If not perhaps you can upload a photo for me and I can take a look at it. You can do that here: Photo upload.
do you need to do anything other than cement the tile to the wood when tiling the 3″ or 4″vertical side of the toespace? or will opening/closing of drawers & doors cause it to loosen the tile without other measures?
Hey Keith,
I normally either replace the toe kicks with backerboard or install backer right over them. I prefer to have a stable product behind the tile that will not swell when wet. However (!) I have done it directly to the wood and haven’t had problems. Doesn’t mean you won’t have problems, just means I haven’t.
Roger,
Do hardibacker screws need to sit “perfectly” flush? On most of mine, the head rim isn’t flush no matter how hard I drive it. If I countersink each screw then I can make it flush, but should I bother, or will I regret not doing it when I lay the tile. I will be using a 1/2 inch thin set trowel.
Mike
Hey Mike,
If by ‘countersink’ you mean pre-drill the hole then no, don’t bother doing that. If you have the appropriate screw the teeth on the underside of the head should countersink it as you drive it in. However, with a 1/2″ trowel it shouldn’t be a problem to leave them like that.

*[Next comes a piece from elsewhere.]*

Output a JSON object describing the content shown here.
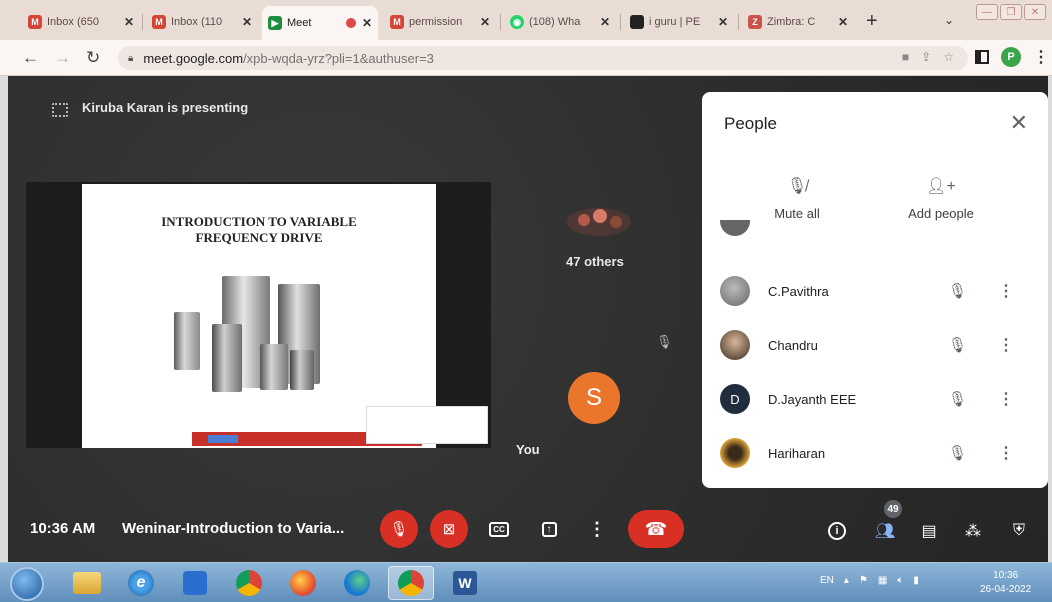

Hi, Roger, I wrote to you last summer when I was building my shower curb and sent you a couple of photos. OK, don’t laugh but I am done with my tile work but I am now just getting around to having a frameless shower enclosure manufactured for me (what can I say — I am a sometimes-weekend-warrior). To refresh your memory, I built a double-curb shower pan and I had some questions about wrapping the curb with the wire mesh. Anyway, the first guy I had out for the shower enclosure said that he would have to drill into the top of curb to attach the hardware for the clamps for the glass panels. I about died of a heart attack because of all of the work I did following your instructions to make the pan water proof. He acted like I was an idiot and told me that this is how everyone does it. I don’t trust him so I thought it would be good to ask you. He said that the installers will pack the hold with silicone before inserting the screws and they silicone the screw heads as well but I still don’t like it. he thought the installers use 2″ screws which definitely would go through the liner. What do you think? Do you have any advice for this? I would be so mad if the shower leaks after all of my hard work (thanks to you)! Thank you, Roger!
Hi Kim,
It is common. And I haven’t met one contractor yet that likes it. However, if the door is not being hinged off the walls then the anchor has to be mechanically fastened through the curb. It’s just one of those things.

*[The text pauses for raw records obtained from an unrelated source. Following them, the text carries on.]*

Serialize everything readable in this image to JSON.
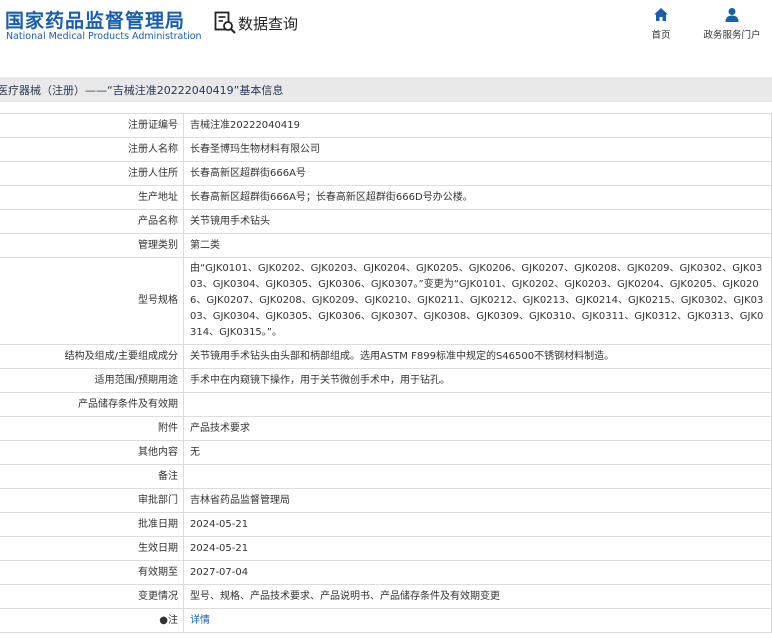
{
  "header": {
    "logo_cn": "国家药品监督管理局",
    "logo_en": "National Medical Products Administration",
    "query_label": "数据查询",
    "query_icon": "document-search-icon",
    "nav": [
      {
        "label": "首页",
        "icon": "home-icon"
      },
      {
        "label": "政务服务门户",
        "icon": "user-icon"
      }
    ]
  },
  "breadcrumb": "医疗器械（注册）——“吉械注准20222040419”基本信息",
  "fields": [
    {
      "label": "注册证编号",
      "value": "吉械注准20222040419"
    },
    {
      "label": "注册人名称",
      "value": "长春圣博玛生物材料有限公司"
    },
    {
      "label": "注册人住所",
      "value": "长春高新区超群街666A号"
    },
    {
      "label": "生产地址",
      "value": "长春高新区超群街666A号；长春高新区超群街666D号办公楼。"
    },
    {
      "label": "产品名称",
      "value": "关节镜用手术钻头"
    },
    {
      "label": "管理类别",
      "value": "第二类"
    },
    {
      "label": "型号规格",
      "value": "由“GJK0101、GJK0202、GJK0203、GJK0204、GJK0205、GJK0206、GJK0207、GJK0208、GJK0209、GJK0302、GJK0303、GJK0304、GJK0305、GJK0306、GJK0307。”变更为“GJK0101、GJK0202、GJK0203、GJK0204、GJK0205、GJK0206、GJK0207、GJK0208、GJK0209、GJK0210、GJK0211、GJK0212、GJK0213、GJK0214、GJK0215、GJK0302、GJK0303、GJK0304、GJK0305、GJK0306、GJK0307、GJK0308、GJK0309、GJK0310、GJK0311、GJK0312、GJK0313、GJK0314、GJK0315。”。"
    },
    {
      "label": "结构及组成/主要组成成分",
      "value": "关节镜用手术钻头由头部和柄部组成。选用ASTM F899标准中规定的S46500不锈钢材料制造。"
    },
    {
      "label": "适用范围/预期用途",
      "value": "手术中在内窥镜下操作，用于关节微创手术中，用于钻孔。"
    },
    {
      "label": "产品储存条件及有效期",
      "value": ""
    },
    {
      "label": "附件",
      "value": "产品技术要求"
    },
    {
      "label": "其他内容",
      "value": "无"
    },
    {
      "label": "备注",
      "value": ""
    },
    {
      "label": "审批部门",
      "value": "吉林省药品监督管理局"
    },
    {
      "label": "批准日期",
      "value": "2024-05-21"
    },
    {
      "label": "生效日期",
      "value": "2024-05-21"
    },
    {
      "label": "有效期至",
      "value": "2027-07-04"
    },
    {
      "label": "变更情况",
      "value": "型号、规格、产品技术要求、产品说明书、产品储存条件及有效期变更"
    },
    {
      "label": "●注",
      "value": "详情",
      "link": true
    }
  ],
  "colors": {
    "brand": "#1a5fa8",
    "crumb_bg": "#e9e9e9",
    "border": "#dcdcdc"
  }
}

What you can do is ensure that it will be done properly, which includes FILLING the drilled hole with silicone or urethane and using stainless steel screws. Provided that is done then it will puncture the liner on top of the curb, but it will also seal it as the fastener is driven into it. It works fine and to be honest I’ve never personally had a problem nor have I spoken with any tile contractors that have (if that is done properly).
If it makes you feel better you can draft up some sort of waiver putting them on the hook for any damage resulting in a leak originating at the curb penetrations (shower leak origins are actually fairly easy to pinpoint if needed). That way if it ever does cause a problem it’s their ass. If, however, it is installed correctly then you won’t have a problem.
You are correct in being nervous, especially when the old “everybody does it this way” line is whipped out.
But it’ll be fine. And no, I don’t like it either.
Thank you, Roger. You are really awesome, and I really appreciate your site and your feedback! I think I will shop around for another fabricator, but I will make sure whomever I choose follows your advice above! I promise, when I am finally done, I will send you photos!